Косточка соскользнула в тарелку. В полумраке черты смуглого лица незнакомца заострились. Он мог быть кем угодно…

«Мне тогда было девять лет, почти десять. В моей взрослой жизни этот случай напрочь стерся из памяти, но сейчас все вернулось. Мы с братом отдыхали в летнем лагере в Польше, где-то под Варшавой на берегу широкой бурной реки. Он жил в корпусе для мальчиков, а я, естественно, в противоположном, с тремя девочками в комнате. Лето было теплым, но ветреным. Часто налетали тучи, ветви, покрытые густой листвой, склонялись в предвкушении дождя, как вдруг новый порыв разгонял их, взметая мои выгоревшие волосы.
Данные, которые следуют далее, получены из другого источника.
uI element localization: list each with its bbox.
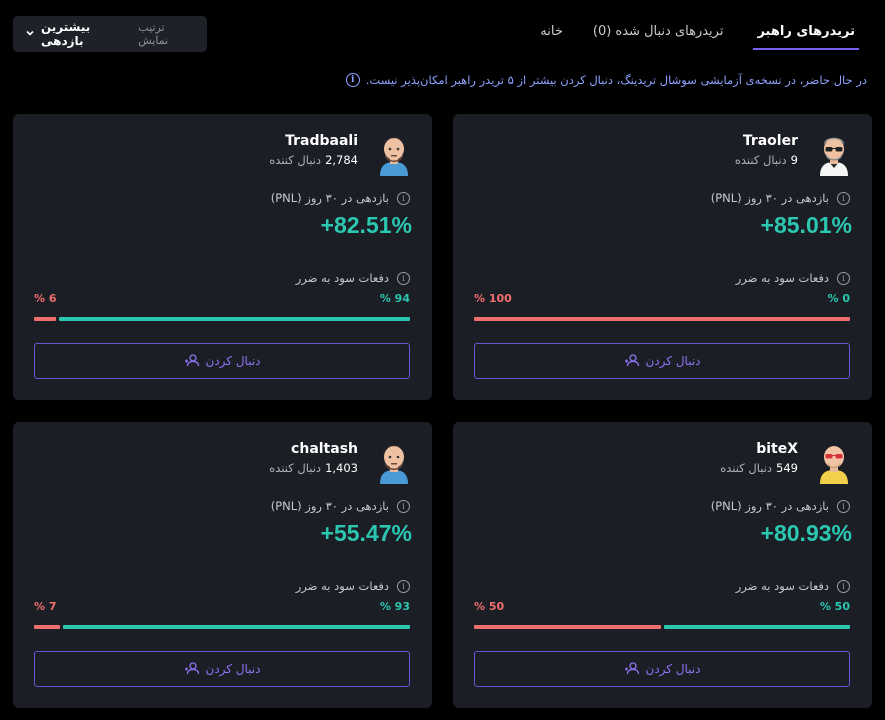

Лагерь состоял из нескольких корпусов. И, как ни странно, располагались они на разных берегах. Завтрак, обед, любое желание утолить голод вынуждали нас идти через огромный мост. Мы собирались в группы, идти без взрослых строго, настрого запрещалось. Столовая находилась в огромном светлом помещении с окнами до пола, сквозь которые любил врываться ветер. Помню наш первый обед: мы сидим вместе с братом, уставшие после дороги, я ем творожную запеканку и пью густой красный кисель. Вообще, у меня такое ощущение, что все, что я пила там, было красного цвета, даже вода. Брат достает из кармана вкладыши от жвачек, заботливо расправляет их и рассматривает. И тут я замечаю его. Он стоит в дверях, очень высокий, худощавый, длинные прямые светлые волосы забраны в хвост, глаза настолько яркие, что, несмотря на расстояние, меня пронизывает их голубизна. Я не могу оторвать от него взгляд, потому что он смотрит на меня. Сначала я неуверенна, оглядываюсь по сторонам, с губ слетает нервный смешок, но постепенно сомнения рассеиваются. Мне немножко страшно, щеки начинают гореть.

Это происходит каждый раз, когда я бываю в столовой. Ясно, он студент, подрабатывающий здесь во время каникул. Ему лет восемнадцать, двадцать. Мне кажется он взрослым, даже старым. Он непохож ни на кого из моих знакомых, он странный, слишком красивый. Носит тарелки с достоинством, будто рыцарь свой меч.

Я постоянно катаюсь на качелях с подружками, учусь красить ногти, по ночам мажем друг друга зубной пастой. Повсюду нас сопровождает ветер, усиливающийся при приближении к реке. Еще участвую в конкурсах, которые придумывают разленившиеся воспитательницы. Например, конкурс красоты.

В тот день я надела белое шелковое платье с кружевными оборками, которое мне сшила мама. В то время оно казалось мне верхом совершенства, мне нравилось дотрагиваться до мягкой ткани, она скользила по кончикам пальцев, поднимая необузданный восторг в моей душе. В самый раз для конкурса, который должен был состояться сразу после ужина.

Ела я мало, чтобы не выпирал живот, но меня мучила жажда. Я приподнялась, потянулась за кружкой с компотом из крыжовника и клубники и готова была вернуться на свое место… Стула не оказалось, я упала навзничь, красная жидкость мгновенно поплыла по белой ткани. Раздался глупый смех толстого подростка, сидевшего рядом. Я только успела подняться, а он уже был здесь. Его глаза сияли от гнева, резким движением он схватил моего обидчика, подтащил к открытому окну и вышвырнул его, будто тряпку. Это был первый этаж, но во мне осталось ощущение, что произошло убийство. Он убил его в моих глазах. Я переоделась и заняла второе место на конкурсе, первое досталось пятнадцатилетней девушке. А еще узнала его имя — Михаэль.